Infer hiearchy from the tags. I have a habit of using multiword tags, so instead of saying 'socialsoftware' like you're supposed to on delicious, I say 'social software', which really makes it two separate tags. That's not necessarily a bad thing, though. If this habit is generally applied, we could look at home many links that are tagged with 'social' are also tagged 'software', and maybe infer that 'social' is frequently used in conjunction with 'software', and thus might imply a special kind of software (or the other way around, that software is a special kind of social), thus offering the combined tag 'social software' to contain links that are tagged with both.
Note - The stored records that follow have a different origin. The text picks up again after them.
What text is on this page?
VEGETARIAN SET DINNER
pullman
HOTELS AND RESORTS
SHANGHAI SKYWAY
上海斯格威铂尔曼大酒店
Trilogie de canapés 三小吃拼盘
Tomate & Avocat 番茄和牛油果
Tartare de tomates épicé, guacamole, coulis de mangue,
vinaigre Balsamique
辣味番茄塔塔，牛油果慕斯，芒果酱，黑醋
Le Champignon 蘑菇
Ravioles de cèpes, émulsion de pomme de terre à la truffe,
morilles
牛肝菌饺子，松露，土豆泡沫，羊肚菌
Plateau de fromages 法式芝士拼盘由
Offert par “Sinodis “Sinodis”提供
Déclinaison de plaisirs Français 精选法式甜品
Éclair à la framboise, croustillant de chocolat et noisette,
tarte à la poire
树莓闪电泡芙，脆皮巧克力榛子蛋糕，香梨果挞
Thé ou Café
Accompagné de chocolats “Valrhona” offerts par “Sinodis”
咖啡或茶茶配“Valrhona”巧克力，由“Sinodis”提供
A different example would be items tagged 'volvo car'. If most of the time something is tagged 'volvo', it is also tagged 'car', we might infer that volvo is a kind of car.

Make it easy to adjust tags on old content. If the above and other ideas work, people's tagging skills should improve over time. So why not augment the browsing interface so that it's very easy for me to add or remove tags from my iamges or links right there, e.g. from a list of suggested tags on the page, and I'm sure that sometimes, someone would use it. Another incentive to retag my content is if I'm searching for a link on Buenos Aires, but the link wasn't tagged with 'buenosaires', so I find it under 'argentina', say, it should be very easy to add the 'buenosaires' tag to that item."

(Lars Pind, 23 January 2005)